An oral interleukin-23 receptor antagonist alleviated the course of psoriasis

The second phase of the clinical trial of JNJ-77242113 - an antagonist of the interleukin-23 receptor - showed that taking this drug reduced the area of psoriasis lesions and the degree of its symptoms. The greatest effect was observed at a dosage of 200 milligrams of the drug per day. The results of the study were published in The New England Journal of Medicine.

Psoriasis is a multisystem immune-mediated inflammatory disease that predominantly affects the skin and joints and increases the risk of atherosclerosis. Although the pathogenesis of this disease is not fully understood, it is known that interleukin-23 plays a key role in the activation of pathogenic T lymphocytes. This knowledge has come in handy for the development of new psoriasis treatments using monoclonal antibodies, which are considered safer than classical therapies for the disease.

However, such biologic drugs need to be administered intravenously or subcutaneously, which limits their widespread use. Therefore, there is a need for effective oral targeted therapies for psoriasis. JNJ-77242113 is an oral interleukin-23 receptor antagonist peptide that selectively and effectively blocks interleukin-23 signaling and the production of downstream cytokines.

Robert Bissonnette of Innovaderm Research Collaboration and colleagues conducted a phase II clinical trial of JNJ-77242113, in which the researchers sought an effective and safe dosage of the drug. Among the 255 patients randomized, all received at least one dose of the drug or a placebo. Overall, 24 patients (nine percent) discontinued treatment. The mean duration of psoriasis was 18.2 ± 12.79 years, and the mean total score on the PASI scale, which is used to assess the severity of skin lesions in psoriasis and disease activity, was 19.05 ± 5.83.

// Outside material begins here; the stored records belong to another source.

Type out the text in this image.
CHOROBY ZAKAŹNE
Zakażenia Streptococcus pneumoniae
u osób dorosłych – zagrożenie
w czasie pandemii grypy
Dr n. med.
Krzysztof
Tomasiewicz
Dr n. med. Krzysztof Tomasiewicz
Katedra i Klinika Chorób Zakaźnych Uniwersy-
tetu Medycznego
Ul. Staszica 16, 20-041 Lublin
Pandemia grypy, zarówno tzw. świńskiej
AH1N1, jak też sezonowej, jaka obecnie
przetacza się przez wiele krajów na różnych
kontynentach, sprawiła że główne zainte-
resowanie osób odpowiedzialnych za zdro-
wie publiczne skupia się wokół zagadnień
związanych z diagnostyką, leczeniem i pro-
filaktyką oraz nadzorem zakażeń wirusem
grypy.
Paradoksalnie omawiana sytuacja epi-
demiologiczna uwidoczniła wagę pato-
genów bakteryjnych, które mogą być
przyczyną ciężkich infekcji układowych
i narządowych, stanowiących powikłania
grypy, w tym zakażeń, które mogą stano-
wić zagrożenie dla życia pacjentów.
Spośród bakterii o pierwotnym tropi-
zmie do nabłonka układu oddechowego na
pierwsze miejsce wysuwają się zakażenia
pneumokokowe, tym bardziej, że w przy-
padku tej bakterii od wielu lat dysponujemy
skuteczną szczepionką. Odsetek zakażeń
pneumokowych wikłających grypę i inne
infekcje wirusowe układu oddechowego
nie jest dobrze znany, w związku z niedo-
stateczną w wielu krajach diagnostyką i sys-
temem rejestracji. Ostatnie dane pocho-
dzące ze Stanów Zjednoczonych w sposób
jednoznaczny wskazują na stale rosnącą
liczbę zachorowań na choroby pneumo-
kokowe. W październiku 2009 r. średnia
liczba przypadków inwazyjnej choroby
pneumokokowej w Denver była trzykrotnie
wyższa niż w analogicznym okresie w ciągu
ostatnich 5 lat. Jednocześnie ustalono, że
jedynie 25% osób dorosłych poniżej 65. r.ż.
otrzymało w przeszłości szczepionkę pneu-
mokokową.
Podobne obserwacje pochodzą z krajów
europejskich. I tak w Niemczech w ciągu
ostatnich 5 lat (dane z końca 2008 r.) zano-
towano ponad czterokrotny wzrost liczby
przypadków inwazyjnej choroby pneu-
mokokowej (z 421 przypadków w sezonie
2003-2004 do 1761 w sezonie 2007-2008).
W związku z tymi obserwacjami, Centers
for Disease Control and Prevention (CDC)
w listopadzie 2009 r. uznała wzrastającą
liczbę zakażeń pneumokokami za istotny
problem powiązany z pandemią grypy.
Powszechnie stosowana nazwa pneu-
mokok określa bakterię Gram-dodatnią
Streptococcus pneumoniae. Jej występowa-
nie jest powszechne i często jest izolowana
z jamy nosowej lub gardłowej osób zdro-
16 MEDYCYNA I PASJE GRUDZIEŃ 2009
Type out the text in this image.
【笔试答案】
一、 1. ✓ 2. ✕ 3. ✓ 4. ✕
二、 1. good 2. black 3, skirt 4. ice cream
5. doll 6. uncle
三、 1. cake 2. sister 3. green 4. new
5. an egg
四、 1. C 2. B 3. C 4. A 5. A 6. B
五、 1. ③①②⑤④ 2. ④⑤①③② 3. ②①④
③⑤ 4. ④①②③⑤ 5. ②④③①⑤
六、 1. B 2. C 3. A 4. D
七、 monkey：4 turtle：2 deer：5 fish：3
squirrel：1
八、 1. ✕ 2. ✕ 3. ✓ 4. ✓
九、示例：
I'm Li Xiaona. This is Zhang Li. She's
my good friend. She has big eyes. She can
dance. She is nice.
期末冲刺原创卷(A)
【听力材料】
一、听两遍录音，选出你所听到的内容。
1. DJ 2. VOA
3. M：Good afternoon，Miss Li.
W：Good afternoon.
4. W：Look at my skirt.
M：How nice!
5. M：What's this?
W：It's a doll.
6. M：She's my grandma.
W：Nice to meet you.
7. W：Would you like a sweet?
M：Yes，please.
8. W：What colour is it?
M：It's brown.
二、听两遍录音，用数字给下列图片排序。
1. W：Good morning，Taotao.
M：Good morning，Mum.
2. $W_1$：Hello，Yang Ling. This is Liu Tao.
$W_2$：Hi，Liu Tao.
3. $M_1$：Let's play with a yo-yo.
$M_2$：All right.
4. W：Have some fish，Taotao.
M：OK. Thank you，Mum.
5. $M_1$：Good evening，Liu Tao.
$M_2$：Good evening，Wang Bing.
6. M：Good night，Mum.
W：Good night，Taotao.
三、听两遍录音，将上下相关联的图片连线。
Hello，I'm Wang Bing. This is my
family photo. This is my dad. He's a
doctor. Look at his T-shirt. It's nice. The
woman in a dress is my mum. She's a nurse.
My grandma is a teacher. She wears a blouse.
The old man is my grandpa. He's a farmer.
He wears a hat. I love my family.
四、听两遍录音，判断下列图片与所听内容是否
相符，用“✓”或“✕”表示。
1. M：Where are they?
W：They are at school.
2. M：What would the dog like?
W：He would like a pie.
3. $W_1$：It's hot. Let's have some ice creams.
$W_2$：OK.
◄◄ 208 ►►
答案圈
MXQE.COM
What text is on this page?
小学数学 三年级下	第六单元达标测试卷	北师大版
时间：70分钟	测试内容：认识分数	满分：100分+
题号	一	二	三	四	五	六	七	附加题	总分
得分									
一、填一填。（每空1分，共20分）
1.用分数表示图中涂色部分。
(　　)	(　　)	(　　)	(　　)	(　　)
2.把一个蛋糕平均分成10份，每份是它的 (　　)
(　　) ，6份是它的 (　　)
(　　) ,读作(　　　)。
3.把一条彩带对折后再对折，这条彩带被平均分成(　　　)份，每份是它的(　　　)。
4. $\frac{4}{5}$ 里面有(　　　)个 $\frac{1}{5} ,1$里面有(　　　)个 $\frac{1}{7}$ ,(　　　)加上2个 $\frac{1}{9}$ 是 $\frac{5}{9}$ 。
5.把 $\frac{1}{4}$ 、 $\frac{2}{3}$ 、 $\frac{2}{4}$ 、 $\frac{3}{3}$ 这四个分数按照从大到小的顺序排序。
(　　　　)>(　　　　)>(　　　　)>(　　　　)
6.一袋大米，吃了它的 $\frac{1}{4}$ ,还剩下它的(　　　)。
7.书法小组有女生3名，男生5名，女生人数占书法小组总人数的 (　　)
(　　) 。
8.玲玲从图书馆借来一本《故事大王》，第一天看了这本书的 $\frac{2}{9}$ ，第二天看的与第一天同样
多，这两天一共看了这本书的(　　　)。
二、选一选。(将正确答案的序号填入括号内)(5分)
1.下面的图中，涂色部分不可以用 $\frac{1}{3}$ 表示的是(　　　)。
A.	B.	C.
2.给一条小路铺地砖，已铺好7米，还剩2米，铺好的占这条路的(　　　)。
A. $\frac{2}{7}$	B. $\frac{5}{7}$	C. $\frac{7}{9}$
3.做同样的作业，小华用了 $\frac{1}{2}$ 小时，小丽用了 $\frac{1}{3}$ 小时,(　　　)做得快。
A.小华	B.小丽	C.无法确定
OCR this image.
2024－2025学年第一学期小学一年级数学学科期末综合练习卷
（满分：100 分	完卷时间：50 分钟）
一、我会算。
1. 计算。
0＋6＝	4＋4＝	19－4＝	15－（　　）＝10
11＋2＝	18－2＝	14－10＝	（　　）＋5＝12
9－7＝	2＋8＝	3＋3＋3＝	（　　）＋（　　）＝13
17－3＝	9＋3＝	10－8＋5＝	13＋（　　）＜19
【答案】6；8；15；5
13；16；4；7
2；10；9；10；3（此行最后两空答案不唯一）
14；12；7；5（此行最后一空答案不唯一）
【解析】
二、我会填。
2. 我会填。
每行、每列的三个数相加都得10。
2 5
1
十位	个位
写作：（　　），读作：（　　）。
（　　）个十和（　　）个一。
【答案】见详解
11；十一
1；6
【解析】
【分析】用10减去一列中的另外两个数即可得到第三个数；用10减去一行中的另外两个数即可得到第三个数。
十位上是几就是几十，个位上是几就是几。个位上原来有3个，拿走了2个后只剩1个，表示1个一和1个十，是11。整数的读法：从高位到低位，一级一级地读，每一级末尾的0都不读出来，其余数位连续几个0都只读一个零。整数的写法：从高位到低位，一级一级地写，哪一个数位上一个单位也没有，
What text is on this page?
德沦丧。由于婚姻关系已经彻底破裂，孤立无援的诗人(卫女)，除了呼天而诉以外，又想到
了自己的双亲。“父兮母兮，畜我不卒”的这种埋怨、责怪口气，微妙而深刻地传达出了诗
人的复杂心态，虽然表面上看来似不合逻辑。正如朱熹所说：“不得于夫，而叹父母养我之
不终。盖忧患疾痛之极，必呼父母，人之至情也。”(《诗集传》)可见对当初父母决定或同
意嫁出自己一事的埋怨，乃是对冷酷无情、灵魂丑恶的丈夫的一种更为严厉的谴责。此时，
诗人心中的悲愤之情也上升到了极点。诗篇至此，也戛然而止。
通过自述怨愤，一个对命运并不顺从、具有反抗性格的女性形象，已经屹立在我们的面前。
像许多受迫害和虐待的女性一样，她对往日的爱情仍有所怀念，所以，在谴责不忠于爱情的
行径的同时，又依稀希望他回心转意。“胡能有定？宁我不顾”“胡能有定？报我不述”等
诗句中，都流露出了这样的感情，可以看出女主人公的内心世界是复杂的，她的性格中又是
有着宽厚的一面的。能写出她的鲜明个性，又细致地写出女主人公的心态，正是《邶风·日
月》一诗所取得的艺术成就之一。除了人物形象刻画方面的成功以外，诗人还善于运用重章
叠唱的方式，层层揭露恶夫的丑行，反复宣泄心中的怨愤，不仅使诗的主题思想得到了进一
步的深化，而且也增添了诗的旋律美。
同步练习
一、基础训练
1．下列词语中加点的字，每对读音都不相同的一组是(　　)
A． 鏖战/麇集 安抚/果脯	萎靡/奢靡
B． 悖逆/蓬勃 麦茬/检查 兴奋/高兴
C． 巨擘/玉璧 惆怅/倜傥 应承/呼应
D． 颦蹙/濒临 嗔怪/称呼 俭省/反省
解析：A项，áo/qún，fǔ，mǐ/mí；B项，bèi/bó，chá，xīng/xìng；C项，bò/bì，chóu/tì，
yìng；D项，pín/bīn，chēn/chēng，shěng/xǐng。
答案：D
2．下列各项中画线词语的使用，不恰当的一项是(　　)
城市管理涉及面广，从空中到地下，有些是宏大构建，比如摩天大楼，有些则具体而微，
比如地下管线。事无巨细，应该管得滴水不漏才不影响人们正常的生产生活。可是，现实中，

Researchers reported a significant dose-response relationship at week 16 (p < 0.001). At week 16, the percentage of patients with a response to PASI 75 was 37 percent among patients in the 25 milligrams once daily group, 51 percent in the 25 milligrams twice daily group, 58 percent in the 50 milligrams once daily group, 65 percent in the 100 milligrams once daily group and 79 percent in the 100 milligrams twice daily group. Other assessments of psoriasis severity showed similar relationships. In all study groups, however, JNJ-77242113 administration was associated with lower serum defensin levels, indicating a reduction in the activity of the inflammatory autoimmune process. However, this level reduction was stronger in the highest dosage group.

Similar relationships were observed in psoriasis severity questionnaires. Overall, three serious adverse events were reported: a case of covida (100 milligrams once daily), an infected cyst (50 milligrams once daily), and a suicide attempt (100 milligrams once daily). However, there was no association between drug dosage and risk of side effects.

If further phases of research are favorable, JNJ-77242113 may become the first highly effective and safe oral drug for the treatment of psoriasis.